Implementation Patterns and Performance Tuning
Database Schema Design
Store points with columns: id, latitude, longitude, geohash_6, geohash_8. Index the geohash columns. Precompute multiple precision levels at write time. Query uses the appropriate index based on radius.
For sharded databases, shard by geohash prefix. Points in the same region land on the same shard, enabling single-shard queries. But this can cause hot shards for popular areas. Consider composite shard keys that add entropy.
Query Optimization
Batch neighbor queries: Instead of 9 separate queries for 9 cells, use IN clause or UNION. One round trip instead of nine. Reduces latency from network overhead.

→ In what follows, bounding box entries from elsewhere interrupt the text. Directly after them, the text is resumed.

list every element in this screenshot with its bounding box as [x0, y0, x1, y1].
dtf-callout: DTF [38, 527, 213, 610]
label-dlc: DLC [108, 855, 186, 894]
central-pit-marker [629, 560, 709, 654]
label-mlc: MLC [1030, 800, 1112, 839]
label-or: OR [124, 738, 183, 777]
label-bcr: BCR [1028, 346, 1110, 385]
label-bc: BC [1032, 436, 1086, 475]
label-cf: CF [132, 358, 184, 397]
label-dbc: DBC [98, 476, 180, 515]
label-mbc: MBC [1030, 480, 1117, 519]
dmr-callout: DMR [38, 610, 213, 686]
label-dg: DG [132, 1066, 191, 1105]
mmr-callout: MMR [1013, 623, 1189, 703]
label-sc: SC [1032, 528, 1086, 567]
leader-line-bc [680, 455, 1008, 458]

Limit results early: If you need nearest 10 points, add LIMIT to each cell query. Merge results and keep top 10. Avoids fetching thousands of candidates when only 10 are needed.
Use covering indexes: Include commonly needed columns in the index. Query can return results without hitting the main table. Faster queries for read-heavy workloads.
Caching Strategies
Cache at cell level. Key by geohash prefix, value is list of points in that cell. Queries check cache first, fall back to database. Invalidate on point updates within the cell.
For nearest neighbor queries, cache is tricky. The same cell contents yield different results depending on query origin within the cell. Cache cell contents but compute distance client-side. Or cache by finer grid of origin points if query patterns are predictable.